The generational resentment present in young radical feminism is especially concerning because it displays a remarkable lack of empathy. Women who made decisions based on the best options available at the time are demonized, meanwhile, young women are spared these choices precisely because previous generations recognized the inequity and fought to change it for future generations to come.
The sad irony is that those of us who are fighting for the next generation today are likely to be doomed to the same fate if we don’t work to change the culture of ageism in feminism. All our hard work, all our writing, all our protests and marches, will be held to a standard that will only come to exist 50 years from now–and we will all be found wanting.

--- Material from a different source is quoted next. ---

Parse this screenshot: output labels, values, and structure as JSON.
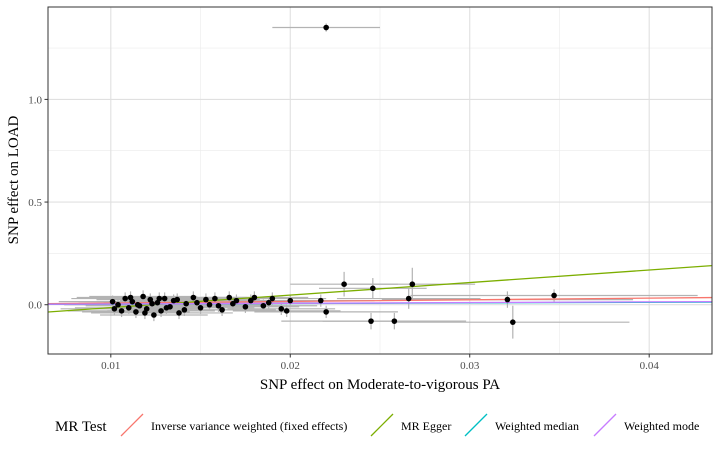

Our own daughters and granddaughters (generationally, if not literally) will blame us for our inaction on issues we feel powerless to change, even though we’re actually doing the best we can to just survive.
Our books and ideas will be dismembered and used to win arguments and make points, perhaps as I have even done with MacDonald’s work here, all the while we will be left to suffer in illness and silence while young feminists focus on “real” women’s issues–those that affect women pre-menopause, when they still have patriarchal value.
It has been nearly one full human generation since Barbara Macdonald delivered her address to the NWSA. In that time, thanks to the rise of identity politics, the problem of ageism in feminism has only worsened. Young feminists of today should be invested in changing this culture–if not for “Sisterhood,” then at least out of self-preservation. Soon enough, it will be us begging to be not be ignored in the movement we used to lead.